Data from Glassnode shows realized losses have surged to levels comparable to the November 2022 capitulation amid the FTX collapse. The spike is being driven almost entirely by short-term holders—wallets that acquired BTC within the past 90 days—who are unwinding positions en masse as Bitcoin trades below its 200-day moving average.

While short-term realized-loss dominance is a common feature during periods of market stress, the magnitude seen this week is notable. Current activity represents the largest cluster since early 2023 and is one of only a handful of instances in the past five years where daily realized losses have run between $600 million and $1 billion.

Market structure indicators echo this extreme. Independent analyst MEKhoko noted that BTC is now trading more than 3.5 standard deviations below its 200-day moving average. Such displacement has occurred only three times in the past decade: during November 2018, the March 2020 pandemic crash, and June 2022 amid the Three Arrows Capital/Luna collapse.

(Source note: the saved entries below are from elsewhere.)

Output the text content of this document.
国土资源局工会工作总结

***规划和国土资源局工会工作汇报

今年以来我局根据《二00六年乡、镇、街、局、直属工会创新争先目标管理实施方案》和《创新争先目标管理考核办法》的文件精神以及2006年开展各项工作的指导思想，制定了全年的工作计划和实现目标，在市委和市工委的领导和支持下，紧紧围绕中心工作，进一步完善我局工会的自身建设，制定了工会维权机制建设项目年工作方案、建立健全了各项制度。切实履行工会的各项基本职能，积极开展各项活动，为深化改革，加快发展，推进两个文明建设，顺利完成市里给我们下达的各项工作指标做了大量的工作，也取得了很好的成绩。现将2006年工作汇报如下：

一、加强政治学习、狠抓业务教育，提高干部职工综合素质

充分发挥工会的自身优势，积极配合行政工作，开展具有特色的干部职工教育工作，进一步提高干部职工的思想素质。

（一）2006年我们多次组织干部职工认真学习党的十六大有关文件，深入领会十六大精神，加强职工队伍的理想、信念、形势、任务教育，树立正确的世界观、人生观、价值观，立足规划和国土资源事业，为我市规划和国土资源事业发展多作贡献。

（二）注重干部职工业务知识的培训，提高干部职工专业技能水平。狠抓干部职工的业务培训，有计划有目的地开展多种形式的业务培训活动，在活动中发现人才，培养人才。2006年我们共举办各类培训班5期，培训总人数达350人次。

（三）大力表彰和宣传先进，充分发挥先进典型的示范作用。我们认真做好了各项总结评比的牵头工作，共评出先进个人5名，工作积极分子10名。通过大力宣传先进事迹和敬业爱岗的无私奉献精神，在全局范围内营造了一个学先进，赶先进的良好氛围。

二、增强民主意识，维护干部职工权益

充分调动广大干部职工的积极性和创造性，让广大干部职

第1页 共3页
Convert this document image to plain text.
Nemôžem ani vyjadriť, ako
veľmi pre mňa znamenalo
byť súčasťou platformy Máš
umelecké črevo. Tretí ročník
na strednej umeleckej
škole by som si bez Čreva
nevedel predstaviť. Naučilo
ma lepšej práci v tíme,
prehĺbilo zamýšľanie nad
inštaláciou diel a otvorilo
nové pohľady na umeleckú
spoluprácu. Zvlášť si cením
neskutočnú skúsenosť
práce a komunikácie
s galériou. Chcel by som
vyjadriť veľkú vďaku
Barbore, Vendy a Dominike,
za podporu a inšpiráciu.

The current drawdown mirrors these historical sell-offs, characterized by a sharp surge in spot selling, collapsing funding rates, and a withdrawal of marginal buyers who had relied on momentum to enter positions.

With Bitcoin now deeply stretched below trend, short-term holders largely washed out, and sentiment anchored in extreme fear, market positioning is approaching levels historically associated with short-term bottoms.

However, analysts caution that without a clear macro catalyst, volatility is likely to remain elevated around these levels.